L'OSPITE. Invitato ufficialmente alla cerimonia, Silvio Lanaro, docente di storia contemporanea all'università di Padova, non ha preso la parola. Non si è capito il perché fino alla fine della manifestazione. Quando è stato lo stesso professore a spiegare: «Ero sul palco e senza preavviso hanno annunciato che al posto mio sarebbe intervenuto il senatore Cengarle. Sono amareggiato, offeso e incavolato nero. Non mi sono mai trovato a dover affrontare una vergogna simile». E se l'onorevole Lalla Trupia annuncia che «è inammissibile che non abbia potuto parlare, così come è inammissibile che sia stato affidato a Sarracco il compito di fare da padrone di casa. Interrogherò il Parlamento a riguardo», la vicenda sembra essere stata provocata da un disguido di organizzazione. «Mi è stato detto che il professore, che io non conoscevo personalmente, non c'era e per questo ci siamo rivolti a Cengarle», spiega Sarracco. «Si è trattato di uno spiacevole equivoco».

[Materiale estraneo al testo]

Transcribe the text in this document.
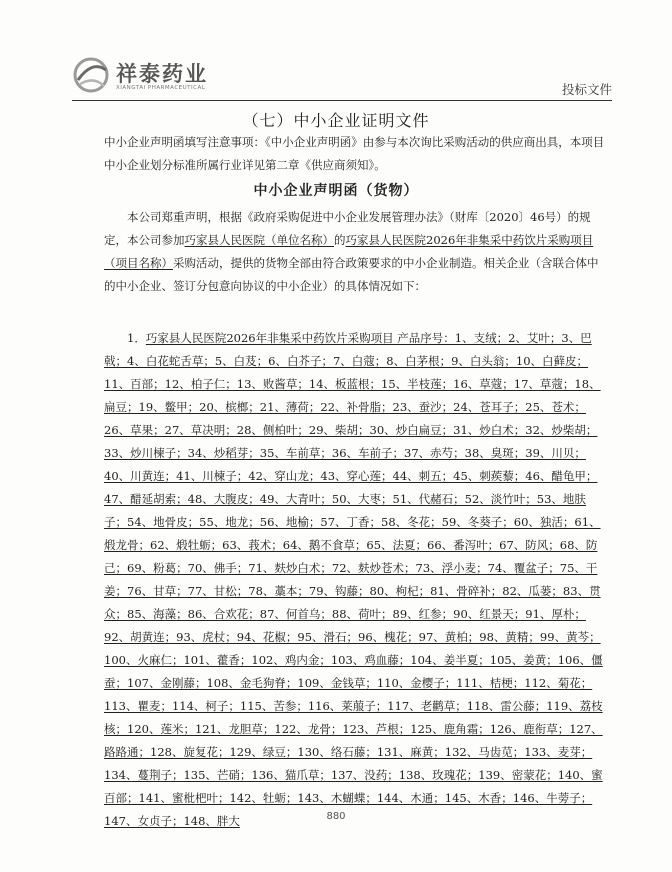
祥泰药业
XIANGTAI PHARMACEUTICAL	投标文件
（七）中小企业证明文件

中小企业声明函填写注意事项：《中小企业声明函》由参与本次询比采购活动的供应商出具，本项目中小企业划分标准所属行业详见第二章《供应商须知》。

中小企业声明函（货物）

本公司郑重声明，根据《政府采购促进中小企业发展管理办法》（财库〔2020〕46号）的规定，本公司参加巧家县人民医院（单位名称）的巧家县人民医院2026年非集采中药饮片采购项目（项目名称）采购活动，提供的货物全部由符合政策要求的中小企业制造。相关企业（含联合体中的中小企业、签订分包意向协议的中小企业）的具体情况如下：

1．巧家县人民医院2026年非集采中药饮片采购项目 产品序号：1、支绒；2、艾叶；3、巴戟；4、白花蛇舌草；5、白芨；6、白芥子；7、白蔻；8、白茅根；9、白头翁；10、白藓皮；11、百部；12、柏子仁；13、败酱草；14、板蓝根；15、半枝莲；16、草蔻；17、草蔻；18、扁豆；19、鳖甲；20、槟榔；21、薄荷；22、补骨脂；23、蚕沙；24、苍耳子；25、苍术；26、草果；27、草决明；28、侧柏叶；29、柴胡；30、炒白扁豆；31、炒白术；32、炒柴胡；33、炒川楝子；34、炒稻芽；35、车前草；36、车前子；37、赤芍；38、臭斑；39、川贝；40、川黄连；41、川楝子；42、穿山龙；43、穿心莲；44、刺五；45、刺蒺藜；46、醋龟甲；47、醋延胡索；48、大腹皮；49、大青叶；50、大枣；51、代赭石；52、淡竹叶；53、地肤子；54、地骨皮；55、地龙；56、地榆；57、丁香；58、冬花；59、冬葵子；60、独活；61、煅龙骨；62、煅牡蛎；63、莪术；64、鹅不食草；65、法夏；66、番泻叶；67、防风；68、防己；69、粉葛；70、佛手；71、麸炒白术；72、麸炒苍术；73、浮小麦；74、覆盆子；75、干姜；76、甘草；77、甘松；78、藁本；79、钩藤；80、枸杞；81、骨碎补；82、瓜蒌；83、贯众；85、海藻；86、合欢花；87、何首乌；88、荷叶；89、红参；90、红景天；91、厚朴；92、胡黄连；93、虎杖；94、花椒；95、滑石；96、槐花；97、黄柏；98、黄精；99、黄芩；100、火麻仁；101、藿香；102、鸡内金；103、鸡血藤；104、姜半夏；105、姜黄；106、僵蚕；107、金刚藤；108、金毛狗脊；109、金钱草；110、金樱子；111、桔梗；112、菊花；113、瞿麦；114、柯子；115、苦参；116、莱菔子；117、老鹳草；118、雷公藤；119、荔枝核；120、莲米；121、龙胆草；122、龙骨；123、芦根；125、鹿角霜；126、鹿衔草；127、路路通；128、旋复花；129、绿豆；130、络石藤；131、麻黄；132、马齿苋；133、麦芽；134、蔓荆子；135、芒硝；136、猫爪草；137、没药；138、玫瑰花；139、密蒙花；140、蜜百部；141、蜜枇杷叶；142、牡蛎；143、木蝴蝶；144、木通；145、木香；146、牛蒡子；147、女贞子；148、胖大	880
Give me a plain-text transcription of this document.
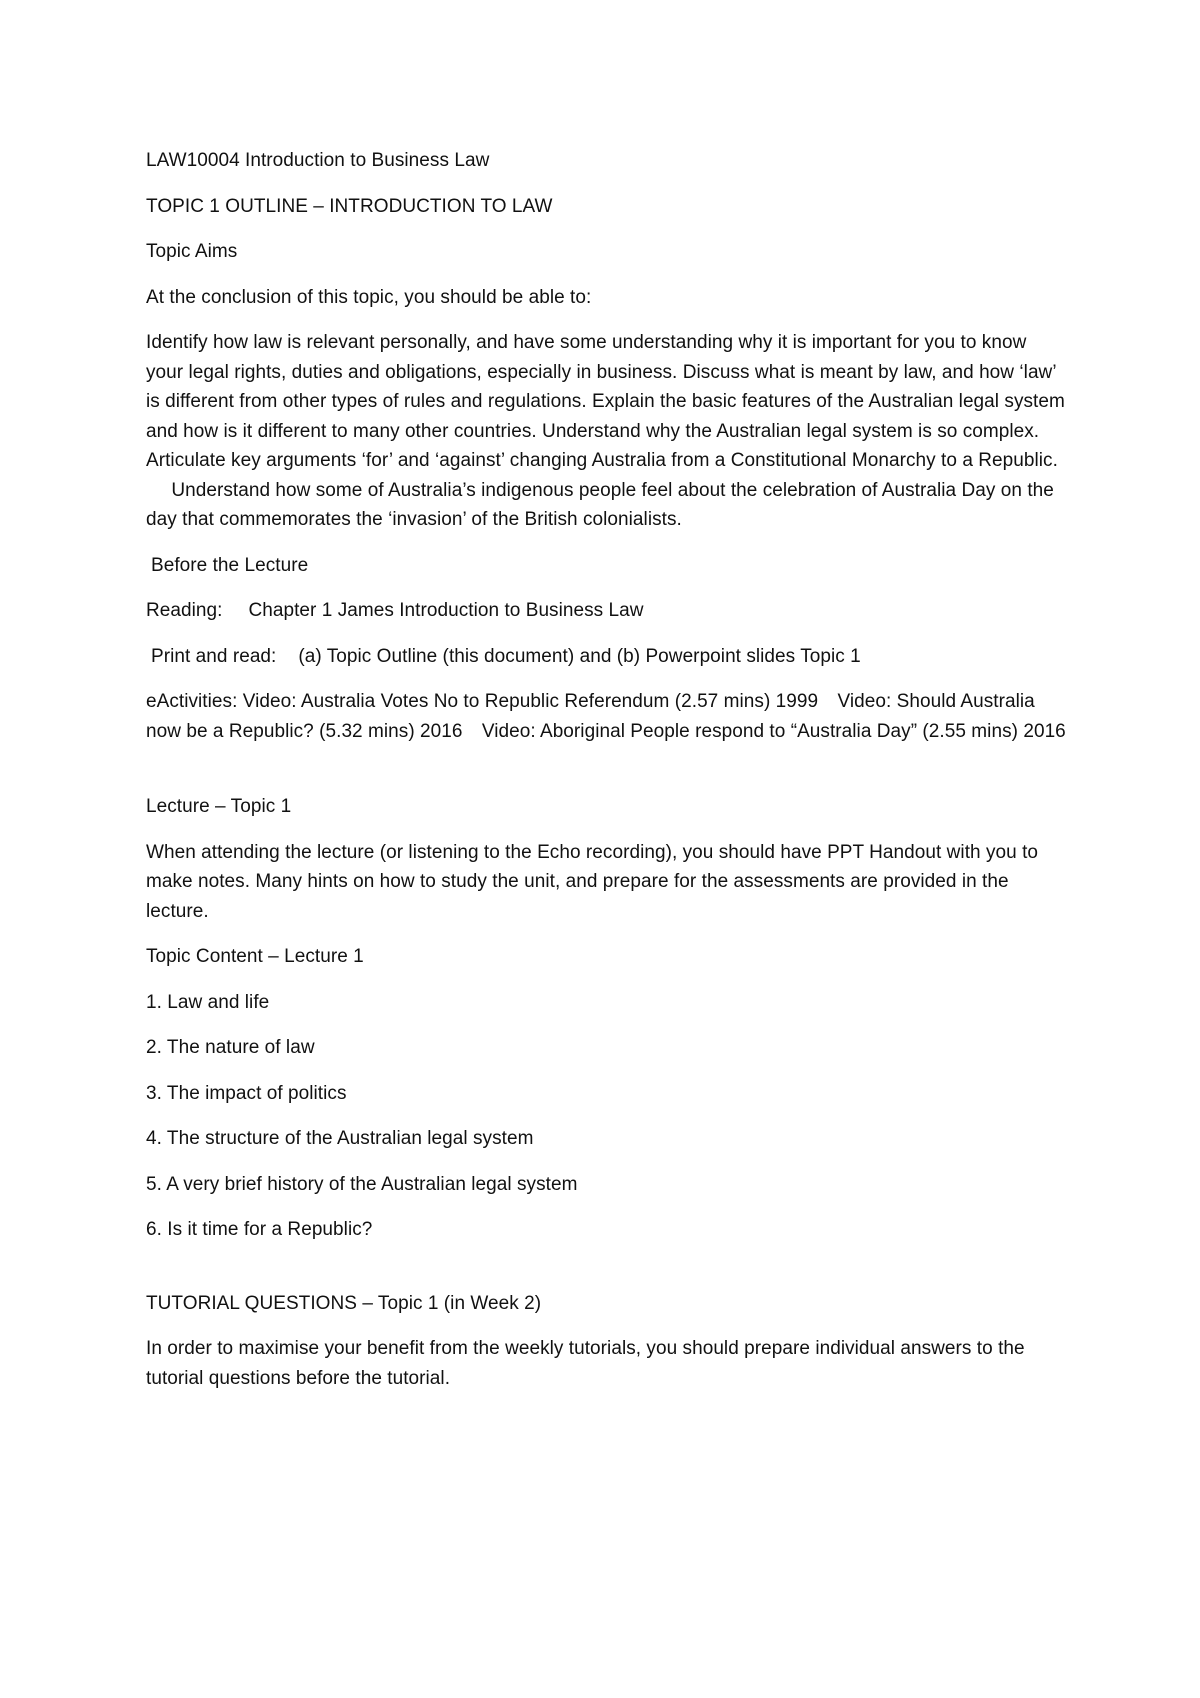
LAW10004 Introduction to Business Law

TOPIC 1 OUTLINE – INTRODUCTION TO LAW

Topic Aims

At the conclusion of this topic, you should be able to:

Identify how law is relevant personally, and have some understanding why it is important for you to know your legal rights, duties and obligations, especially in business. Discuss what is meant by law, and how ‘law’ is different from other types of rules and regulations. Explain the basic features of the Australian legal system and how is it different to many other countries. Understand why the Australian legal system is so complex.  Articulate key arguments ‘for’ and ‘against’ changing Australia from a Constitutional Monarchy to a Republic.  Understand how some of Australia’s indigenous people feel about the celebration of Australia Day on the day that commemorates the ‘invasion’ of the British colonialists.

Before the Lecture

Reading: Chapter 1 James Introduction to Business Law

Print and read: (a) Topic Outline (this document) and (b) Powerpoint slides Topic 1

eActivities: Video: Australia Votes No to Republic Referendum (2.57 mins) 1999 Video: Should Australia now be a Republic? (5.32 mins) 2016 Video: Aboriginal People respond to “Australia Day” (2.55 mins) 2016

Lecture – Topic 1

When attending the lecture (or listening to the Echo recording), you should have PPT Handout with you to make notes. Many hints on how to study the unit, and prepare for the assessments are provided in the lecture.

Topic Content – Lecture 1

1. Law and life

2. The nature of law

3. The impact of politics

4. The structure of the Australian legal system

5. A very brief history of the Australian legal system

6. Is it time for a Republic?

TUTORIAL QUESTIONS – Topic 1 (in Week 2)

In order to maximise your benefit from the weekly tutorials, you should prepare individual answers to the tutorial questions before the tutorial.
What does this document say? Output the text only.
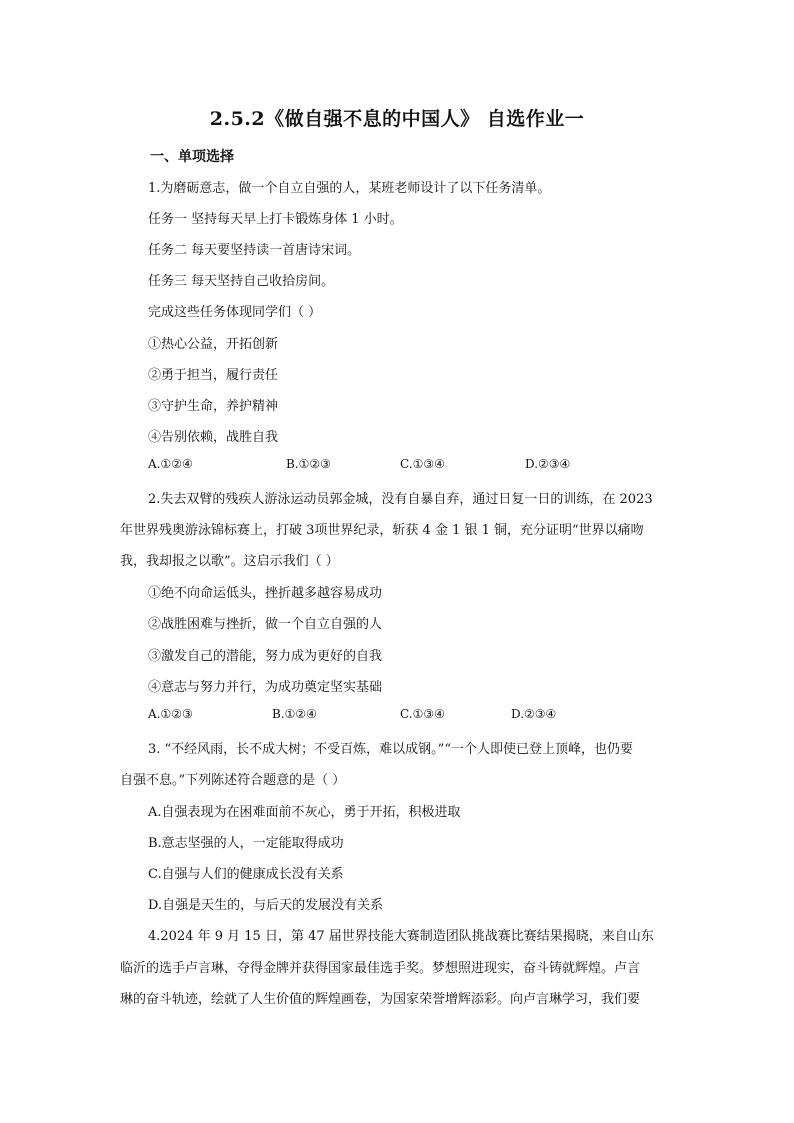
2.5.2《做自强不息的中国人》 自选作业一
一、单项选择
1.为磨砺意志，做一个自立自强的人，某班老师设计了以下任务清单。
任务一 坚持每天早上打卡锻炼身体 1 小时。
任务二 每天要坚持读一首唐诗宋词。
任务三 每天坚持自己收拾房间。
完成这些任务体现同学们（ ）
①热心公益，开拓创新
②勇于担当，履行责任
③守护生命，养护精神
④告别依赖，战胜自我
A.①②④	B.①②③	C.①③④	D.②③④
2.失去双臂的残疾人游泳运动员郭金城，没有自暴自弃，通过日复一日的训练，在 2023
年世界残奥游泳锦标赛上，打破 3项世界纪录，斩获 4 金 1 银 1 铜，充分证明“世界以痛吻
我，我却报之以歌”。这启示我们（ ）
①绝不向命运低头，挫折越多越容易成功
②战胜困难与挫折，做一个自立自强的人
③激发自己的潜能，努力成为更好的自我
④意志与努力并行，为成功奠定坚实基础
A.①②③	B.①②④	C.①③④	D.②③④
3. “不经风雨，长不成大树；不受百炼，难以成钢。”“一个人即使已登上顶峰，也仍要
自强不息。”下列陈述符合题意的是（ ）
A.自强表现为在困难面前不灰心，勇于开拓，积极进取
B.意志坚强的人，一定能取得成功
C.自强与人们的健康成长没有关系
D.自强是天生的，与后天的发展没有关系
4.2024 年 9 月 15 日，第 47 届世界技能大赛制造团队挑战赛比赛结果揭晓，来自山东
临沂的选手卢言琳，夺得金牌并获得国家最佳选手奖。梦想照进现实，奋斗铸就辉煌。卢言
琳的奋斗轨迹，绘就了人生价值的辉煌画卷，为国家荣誉增辉添彩。向卢言琳学习，我们要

EDERLE. Qualche ora prima dell'inizio della cerimonia all'ombra della Basilica Palladiana, Rifondazione comunista si è data appuntamento, con una trentina di simpatizzanti, davanti alla base americana di viale della Pace. A chiarire lo scopo del sit in è Paolo Consolaro: «Quei valori di libertà e pace conquistati con la resistenza sono oggi in grave pericolo. L'alleanza con gli americani ci pone in uno stato di sudditanza rispetto alle loro mire imperialiste. Noi vogliamo che se ne vadano dalla città perché questa non deve diventare base logistica della guerra».